Et il y a énormément de travail à accomplir pour réussir cette mission. Cela ne suffit plus de mandater des cabinets d’audit/marketing afin d’accomplir des études pour retravailler à la marge notre produit. Il faut s’attaquer à de multiples facteurs (réseautage avec les potentiels nouveaux entrants, entretien de bonnes relations avec les diffuseurs actuels, questionnement sur le format des compétitions, étude sur la durée des cycles de commercialisation…) pour accélérer la croissance des revenus médias de la Ligue 1.

L’arrivée de Didier Quillot, provenant du secteur des télécommunications, peut-elle apporter une plus-value dans la négociation des prochains droits TV ?

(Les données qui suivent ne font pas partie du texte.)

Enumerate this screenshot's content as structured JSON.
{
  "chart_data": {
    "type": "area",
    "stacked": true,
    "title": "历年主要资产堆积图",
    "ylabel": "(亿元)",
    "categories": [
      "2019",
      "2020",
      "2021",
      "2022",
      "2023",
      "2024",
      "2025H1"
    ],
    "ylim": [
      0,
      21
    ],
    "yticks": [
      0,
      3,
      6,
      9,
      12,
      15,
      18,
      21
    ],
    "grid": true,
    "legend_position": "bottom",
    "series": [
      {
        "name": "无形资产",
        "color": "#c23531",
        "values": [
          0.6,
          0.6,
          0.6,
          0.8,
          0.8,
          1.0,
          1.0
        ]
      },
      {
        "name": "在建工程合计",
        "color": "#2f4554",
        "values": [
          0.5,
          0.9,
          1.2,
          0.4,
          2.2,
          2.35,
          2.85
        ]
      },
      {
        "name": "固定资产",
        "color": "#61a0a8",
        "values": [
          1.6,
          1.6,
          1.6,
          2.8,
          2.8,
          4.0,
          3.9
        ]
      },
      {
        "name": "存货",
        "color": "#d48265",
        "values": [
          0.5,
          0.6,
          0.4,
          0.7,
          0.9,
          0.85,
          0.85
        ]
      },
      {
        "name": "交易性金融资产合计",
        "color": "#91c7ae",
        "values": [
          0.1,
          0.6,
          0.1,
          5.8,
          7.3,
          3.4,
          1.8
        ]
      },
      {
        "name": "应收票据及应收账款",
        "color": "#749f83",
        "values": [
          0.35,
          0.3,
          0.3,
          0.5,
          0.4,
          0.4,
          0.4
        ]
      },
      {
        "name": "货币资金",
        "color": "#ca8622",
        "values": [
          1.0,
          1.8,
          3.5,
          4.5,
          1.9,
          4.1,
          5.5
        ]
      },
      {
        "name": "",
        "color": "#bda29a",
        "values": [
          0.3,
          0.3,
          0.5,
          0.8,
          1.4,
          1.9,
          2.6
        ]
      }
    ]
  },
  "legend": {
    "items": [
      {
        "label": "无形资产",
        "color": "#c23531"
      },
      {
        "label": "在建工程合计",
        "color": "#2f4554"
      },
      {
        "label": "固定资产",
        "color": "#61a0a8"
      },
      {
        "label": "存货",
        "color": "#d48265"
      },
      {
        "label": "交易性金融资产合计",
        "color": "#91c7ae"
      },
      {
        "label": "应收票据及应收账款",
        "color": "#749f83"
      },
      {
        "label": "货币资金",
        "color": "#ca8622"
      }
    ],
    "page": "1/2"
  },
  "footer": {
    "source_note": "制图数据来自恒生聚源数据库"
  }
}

Pour obtenir une plus-value, il faut une équipe. Un très bon capitaine ne suffit pas. De plus, l’organisation actuelle de la gouvernance du football professionnel français ne permet pas, à mon sens, d’optimiser la vente des droits audiovisuels et commerciaux de la Ligue 1.

Quelle organisation prônez-vous ?

Le problème de la LFP, c’est qu’elle est prise entre deux feux. D’une part, elle assure les missions régaliennes en définissant les règlements, en s’assurant de l’équité des compétitions… D’autre part, elle gère également les sujets commerciaux. Or, vous ne demandez jamais à un juge d’être commerçant !

Aujourd’hui, je pense qu’il est nécessaire de créer une société commerciale qui gère le patrimoine collectif de la Ligue 1, sur le modèle de la Premier League. Avec une telle organisation, le championnat anglais dispose d’une machine de guerre commerciale en capacité de conquérir des parts de marchés dans tous les secteurs.

A-t-on une chance de mettre en place cette société commerciale avant le prochain appel d’offres des droits TV ?

Tous les ingrédients sont réunis pour faire avancer ce sujet. Nous avons maintenant besoin d’un rapprochement entre les deux syndicats réunissant les clubs professionnels (Première Ligue et l’UCPF) afin de donner un coup d’accélérateur aux dossiers. Puis, deux sociétés commerciales, l’une pour la L1, l’autre pour la L2, pourraient voir le jour. Les bonnes volontés sont là ! Maintenant, il ne faut pas avoir peur de prendre les décisions et les faire appliquer.